As for the girl, I hope that she has had the councelling she needs and heals. This young boy has now been registered as a SO, so at the young age of 13, has marked his life all through adulthood.

Rostonhall
05-10-2004, 07:45 AM
I know they meant well when all the SO rules were brought in, and they are meant to safeguard people but, and there's a big but, there should be some way a young child can be taken off the register after a number of abuse free years. This knee jerk reaction was the result of witch hunts being carried out by victims and their families, and I think it's now gone too far and is causing too much heartache for the those associated with, and the families of, SOs.

I truly hope this young boy can now look forward to some sort of normality and that others will be taken care of, too.

Rose

Kyla
05-10-2004, 04:39 PM
Rose
Some shocking things are happening in the Australian judicial system right now, and that is one of them, leaving young SO on a register, and making them public, among other things.
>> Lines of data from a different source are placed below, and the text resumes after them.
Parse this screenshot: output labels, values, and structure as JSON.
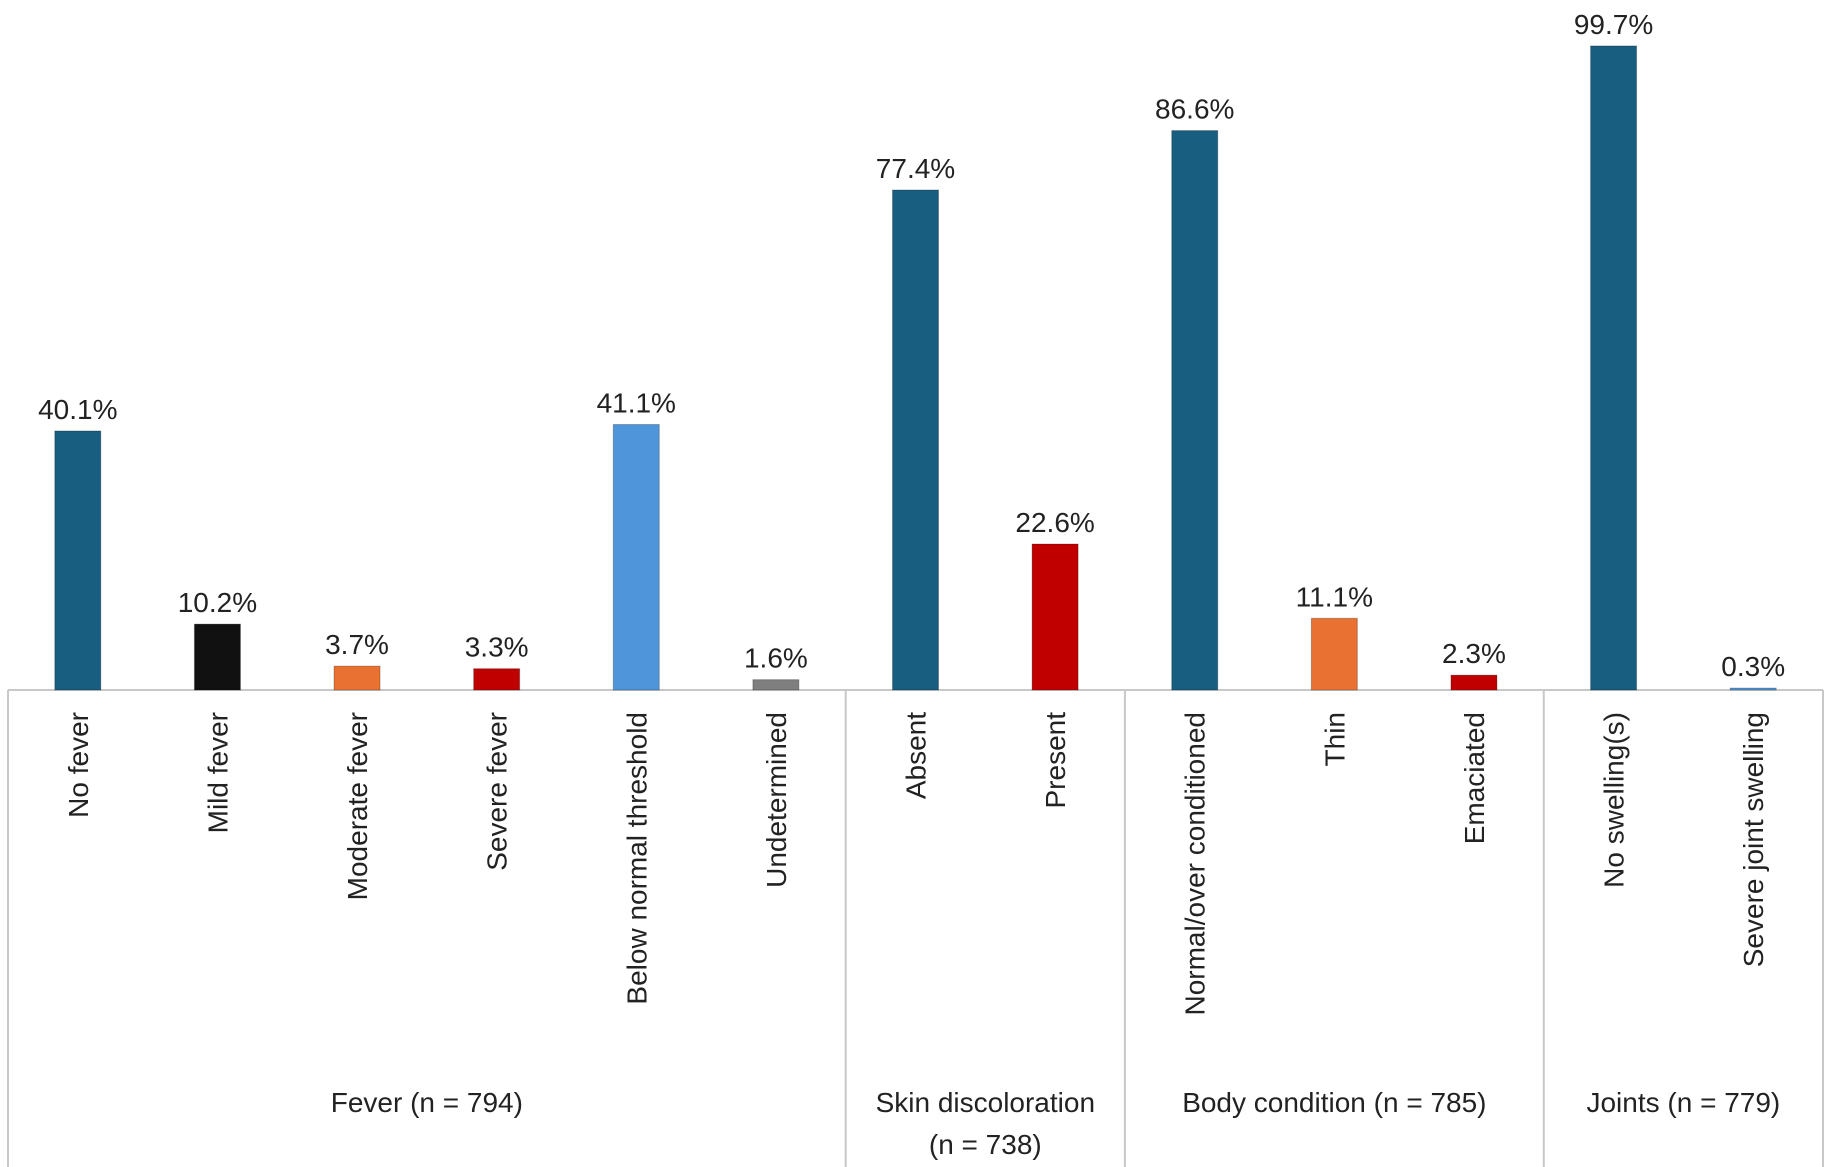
{
  "chart_data": {
    "type": "bar",
    "title": "",
    "xlabel": "",
    "ylabel": "",
    "ylim": [
      0,
      100
    ],
    "grid": false,
    "value_format": "percent_one_decimal",
    "categories": [
      {
        "label": "No fever",
        "value": 40.1,
        "display": "40.1%",
        "color": "#175e80",
        "group": 0
      },
      {
        "label": "Mild fever",
        "value": 10.2,
        "display": "10.2%",
        "color": "#111111",
        "group": 0
      },
      {
        "label": "Moderate fever",
        "value": 3.7,
        "display": "3.7%",
        "color": "#e97132",
        "group": 0
      },
      {
        "label": "Severe fever",
        "value": 3.3,
        "display": "3.3%",
        "color": "#c00000",
        "group": 0
      },
      {
        "label": "Below normal threshold",
        "value": 41.1,
        "display": "41.1%",
        "color": "#4e95d9",
        "group": 0
      },
      {
        "label": "Undetermined",
        "value": 1.6,
        "display": "1.6%",
        "color": "#7f7f7f",
        "group": 0
      },
      {
        "label": "Absent",
        "value": 77.4,
        "display": "77.4%",
        "color": "#175e80",
        "group": 1
      },
      {
        "label": "Present",
        "value": 22.6,
        "display": "22.6%",
        "color": "#c00000",
        "group": 1
      },
      {
        "label": "Normal/over conditioned",
        "value": 86.6,
        "display": "86.6%",
        "color": "#175e80",
        "group": 2
      },
      {
        "label": "Thin",
        "value": 11.1,
        "display": "11.1%",
        "color": "#e97132",
        "group": 2
      },
      {
        "label": "Emaciated",
        "value": 2.3,
        "display": "2.3%",
        "color": "#c00000",
        "group": 2
      },
      {
        "label": "No swelling(s)",
        "value": 99.7,
        "display": "99.7%",
        "color": "#175e80",
        "group": 3
      },
      {
        "label": "Severe joint swelling",
        "value": 0.3,
        "display": "0.3%",
        "color": "#4e95d9",
        "group": 3
      }
    ],
    "groups": [
      {
        "lines": [
          "Fever (n = 794)"
        ]
      },
      {
        "lines": [
          "Skin discoloration",
          "(n = 738)"
        ]
      },
      {
        "lines": [
          "Body condition (n = 785)"
        ]
      },
      {
        "lines": [
          "Joints (n = 779)"
        ]
      }
    ]
  }
}
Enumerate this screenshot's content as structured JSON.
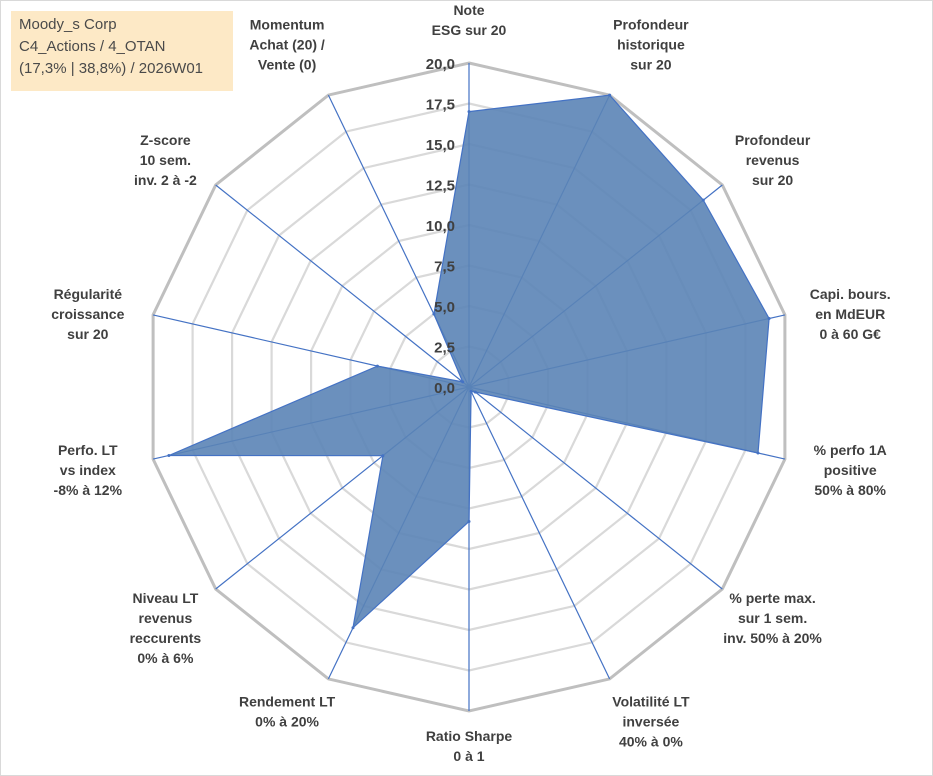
{
  "title_box": {
    "line1": "Moody_s Corp",
    "line2": "C4_Actions / 4_OTAN",
    "line3": "(17,3% | 38,8%) / 2026W01"
  },
  "colors": {
    "fill": "#5b84b6",
    "stroke": "#4472c4",
    "grid_outer": "#bfbfbf",
    "grid_inner": "#d9d9d9",
    "text": "#404040"
  },
  "chart_data": {
    "type": "radar",
    "title": "",
    "rlim": [
      0,
      20
    ],
    "ticks": [
      "0,0",
      "2,5",
      "5,0",
      "7,5",
      "10,0",
      "12,5",
      "15,0",
      "17,5",
      "20,0"
    ],
    "grid": true,
    "axes": [
      {
        "lines": [
          "Note",
          "ESG sur 20"
        ],
        "value": 17.0
      },
      {
        "lines": [
          "Profondeur",
          "historique",
          "sur 20"
        ],
        "value": 20.0
      },
      {
        "lines": [
          "Profondeur",
          "revenus",
          "sur 20"
        ],
        "value": 18.5
      },
      {
        "lines": [
          "Capi. bours.",
          "en MdEUR",
          "0 à 60 G€"
        ],
        "value": 19.0
      },
      {
        "lines": [
          "% perfo 1A",
          "positive",
          "50% à 80%"
        ],
        "value": 18.3
      },
      {
        "lines": [
          "% perte max.",
          "sur 1 sem.",
          "inv. 50% à 20%"
        ],
        "value": 0.5
      },
      {
        "lines": [
          "Volatilité LT",
          "inversée",
          "40% à 0%"
        ],
        "value": 0.3
      },
      {
        "lines": [
          "Ratio Sharpe",
          "0 à 1"
        ],
        "value": 8.3
      },
      {
        "lines": [
          "Rendement LT",
          "0% à 20%"
        ],
        "value": 16.5
      },
      {
        "lines": [
          "Niveau LT",
          "revenus",
          "reccurents",
          "0% à 6%"
        ],
        "value": 6.8
      },
      {
        "lines": [
          "Perfo. LT",
          "vs index",
          "-8% à 12%"
        ],
        "value": 19.0
      },
      {
        "lines": [
          "Régularité",
          "croissance",
          "sur 20"
        ],
        "value": 5.8
      },
      {
        "lines": [
          "Z-score",
          "10 sem.",
          "inv. 2 à -2"
        ],
        "value": 0.5
      },
      {
        "lines": [
          "Momentum",
          "Achat (20) /",
          "Vente (0)"
        ],
        "value": 5.0
      }
    ]
  }
}
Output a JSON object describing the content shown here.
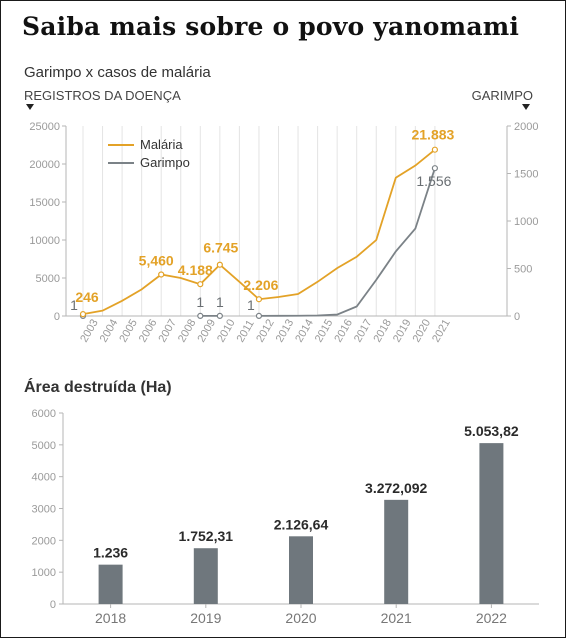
{
  "headline": "Saiba mais sobre o povo yanomami",
  "colors": {
    "malaria": "#e3a227",
    "garimpo": "#7b8287",
    "bars": "#6f777d",
    "axis_text": "#9a9a9a",
    "grid": "#e4e4e4"
  },
  "chart_data": [
    {
      "type": "line",
      "title": "Garimpo x casos de malária",
      "ylabel_left": "REGISTROS DA DOENÇA",
      "ylabel_right": "GARIMPO",
      "ylim_left": [
        0,
        25000
      ],
      "ylim_right": [
        0,
        2000
      ],
      "yticks_left": [
        0,
        5000,
        10000,
        15000,
        20000,
        25000
      ],
      "yticks_right": [
        0,
        500,
        1000,
        1500,
        2000
      ],
      "x": [
        "2003",
        "2004",
        "2005",
        "2006",
        "2007",
        "2008",
        "2009",
        "2010",
        "2011",
        "2012",
        "2013",
        "2014",
        "2015",
        "2016",
        "2017",
        "2018",
        "2019",
        "2020",
        "2021"
      ],
      "legend": {
        "placement": "top-left",
        "entries": [
          "Malária",
          "Garimpo"
        ]
      },
      "grid": "vertical",
      "series": [
        {
          "name": "Malária",
          "axis": "left",
          "values": [
            246,
            700,
            2000,
            3500,
            5460,
            5000,
            4188,
            6745,
            4500,
            2206,
            2500,
            2900,
            4500,
            6300,
            7800,
            10000,
            18200,
            19800,
            21883
          ],
          "labels": [
            {
              "index": 0,
              "text": "246"
            },
            {
              "index": 4,
              "text": "5,460"
            },
            {
              "index": 6,
              "text": "4.188"
            },
            {
              "index": 7,
              "text": "6.745"
            },
            {
              "index": 9,
              "text": "2.206"
            },
            {
              "index": 18,
              "text": "21.883"
            }
          ]
        },
        {
          "name": "Garimpo",
          "axis": "right",
          "values": [
            1,
            null,
            null,
            null,
            null,
            null,
            1,
            1,
            null,
            1,
            2,
            3,
            5,
            15,
            100,
            380,
            680,
            920,
            1556
          ],
          "labels": [
            {
              "index": 0,
              "text": "1"
            },
            {
              "index": 6,
              "text": "1"
            },
            {
              "index": 7,
              "text": "1"
            },
            {
              "index": 9,
              "text": "1"
            },
            {
              "index": 18,
              "text": "1.556"
            }
          ]
        }
      ]
    },
    {
      "type": "bar",
      "title": "Área destruída (Ha)",
      "categories": [
        "2018",
        "2019",
        "2020",
        "2021",
        "2022"
      ],
      "values": [
        1236,
        1752.31,
        2126.64,
        3272.092,
        5053.82
      ],
      "value_labels": [
        "1.236",
        "1.752,31",
        "2.126,64",
        "3.272,092",
        "5.053,82"
      ],
      "ylim": [
        0,
        6000
      ],
      "yticks": [
        0,
        1000,
        2000,
        3000,
        4000,
        5000,
        6000
      ]
    }
  ]
}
I am going to try and get some information up today about all the changes they have been talking about on the news. And its election time here to :(

Rostonhall
05-11-2004, 03:52 AM
I'll look forward to reading anythng you find, Kyla. Doesn't this sort of thing always happen around election time when whoever has performed so badly they start introducing things they think will bring in the votes and, unfortunately, it usually works because people don't think of the consequences.

Rose

strangeanimal
05-11-2004, 05:19 AM
I feel for the boy....having to go through the abuse as a young boy and having all those feelings roaming around inside...he reminds me of my man. He went through tremdous abuse..sexual and physical and he grew up to be a molester. I wish that somehow...his feelings get dealt with soon. Early intervention is the key and showing him that there is another way to be are great. I also like the idea Rachel Ward is helping him....there is such a stigma against sexual offenders. Alot of people just want them to disappear. For her to take a stand and in the public eye, it's a tremendous thing to do. Hopeful change the way we look at offenders...they are hurt little children. No matter how old they are.

Kyla
05-11-2004, 04:49 PM
Strangeanimal
I totally agree with you there. At such a young age, there is a HUGE successful chance that this young boy can be rehabilitated. Like last night, on the news, this 15 year old girl was taking her father to court for slapping her across the face.
Then you hear about a 13 year old boy, we dont know anything about his upbringing, but something would of triggered inside his head to have done this.
Dont get me wrong, it was horrible for what happened to the victim, the young 9 year old, but he is only 4 years older than her, and a minor as well. Condemning him for the rest of his life isnt going to help his circumstances.
I agree that it is good that there has been intervention, and I can only pray that there is more internvention to young offenders.
Here in Queensland they are allowed to bring up juvenille history. It is so sad, to hear in a courtroom, a DA (DPP here) saying, well at the age of 13, they commited this criminal offence (and now they are adults) and put it down as a prior felony, when if you think about it, someone could of stepped in and helped before they were standing in front of a judge, as an adult, getting re-tried for there past, and the ultimate sentence the courts can hand down here cause its considered a "prior"
anyway ,thats my soap box for the day.